Au début de l’été 439AH (960), Nicéphore Phocas débarque en Crète à la tête de la plus puissante armée d’invasion jamais lancée contre l’émirat. Près de cent mille hommes sur des centaines de navires, d’innombrables engins de siège et le redoutable feu grégeois : Byzance n’a pas lésiné sur les moyens pour venir à bout de cet irrésistible émirat. Malgré une résistance héroïque, les Andalous sont submergés par le poids du nombre et rapidement assiégés en leur bastion d’al- Khandaq. (...) Aucun secours n’est à attendre du reste du monde musulman : les Omeyyades de Cordoue, trop lointains, et les Fatimides d’Afrique du Nord, semble-t-il impressionnés par la puissance de la force d’invasion byzantine, ont poliment reçu les appels à l’aide des ambassadeurs crétois sans promettre aucun soutien effectif. Le siège, de plus en plus strict, se poursuit toutefois tout au long de l’automne et de l’hiver, jusqu’à l’assaut final qui emporte les dernières velléités de résistance crétoises, le 15 muharram 350AH (6 mars 961).

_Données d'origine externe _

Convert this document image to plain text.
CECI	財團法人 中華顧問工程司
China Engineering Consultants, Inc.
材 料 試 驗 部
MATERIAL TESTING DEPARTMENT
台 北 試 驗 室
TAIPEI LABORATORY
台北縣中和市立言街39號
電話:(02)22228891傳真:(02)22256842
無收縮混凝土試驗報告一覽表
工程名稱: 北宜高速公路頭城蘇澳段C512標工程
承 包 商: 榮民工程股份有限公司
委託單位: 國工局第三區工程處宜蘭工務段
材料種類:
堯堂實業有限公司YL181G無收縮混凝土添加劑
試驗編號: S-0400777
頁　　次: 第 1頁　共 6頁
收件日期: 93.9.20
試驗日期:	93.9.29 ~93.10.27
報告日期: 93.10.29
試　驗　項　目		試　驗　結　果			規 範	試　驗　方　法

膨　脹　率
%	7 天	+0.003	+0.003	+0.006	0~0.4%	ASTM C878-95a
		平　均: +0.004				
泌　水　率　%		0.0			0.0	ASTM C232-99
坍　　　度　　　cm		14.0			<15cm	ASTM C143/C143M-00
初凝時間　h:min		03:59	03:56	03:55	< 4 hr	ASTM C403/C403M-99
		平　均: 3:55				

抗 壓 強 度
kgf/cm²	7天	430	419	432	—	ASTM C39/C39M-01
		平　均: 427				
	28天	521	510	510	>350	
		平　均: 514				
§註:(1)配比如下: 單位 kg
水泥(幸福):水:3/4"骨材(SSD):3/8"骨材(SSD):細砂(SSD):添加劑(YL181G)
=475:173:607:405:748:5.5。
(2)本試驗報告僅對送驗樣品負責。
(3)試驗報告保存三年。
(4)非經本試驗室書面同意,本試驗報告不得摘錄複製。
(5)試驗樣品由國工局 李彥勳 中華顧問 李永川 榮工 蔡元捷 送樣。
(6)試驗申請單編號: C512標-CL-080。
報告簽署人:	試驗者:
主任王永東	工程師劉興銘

C’en est fini de l’émirat andalou de Crète, et les Byzantins ne font pas dans le détail : toute la ville est livrée au pillage, ses mosquées et ses écritures saintes réduites en cendres, ses fortifications démolies. Là où Nicéphore Phocas passe, l’herbe ne repousse pas. Les musulmans qui n’ont pas été abruptement massacrés – les sources évoquent deux cent mille morts – sont réduits en esclavage ou contraints à la conversion au christianisme sous la férule de missionnaires très guerriers. Par l’épée, le feu et la mitre des évêques grecs, toute trace d’Islâm est brutalement et systématiquement extirpée de l’île.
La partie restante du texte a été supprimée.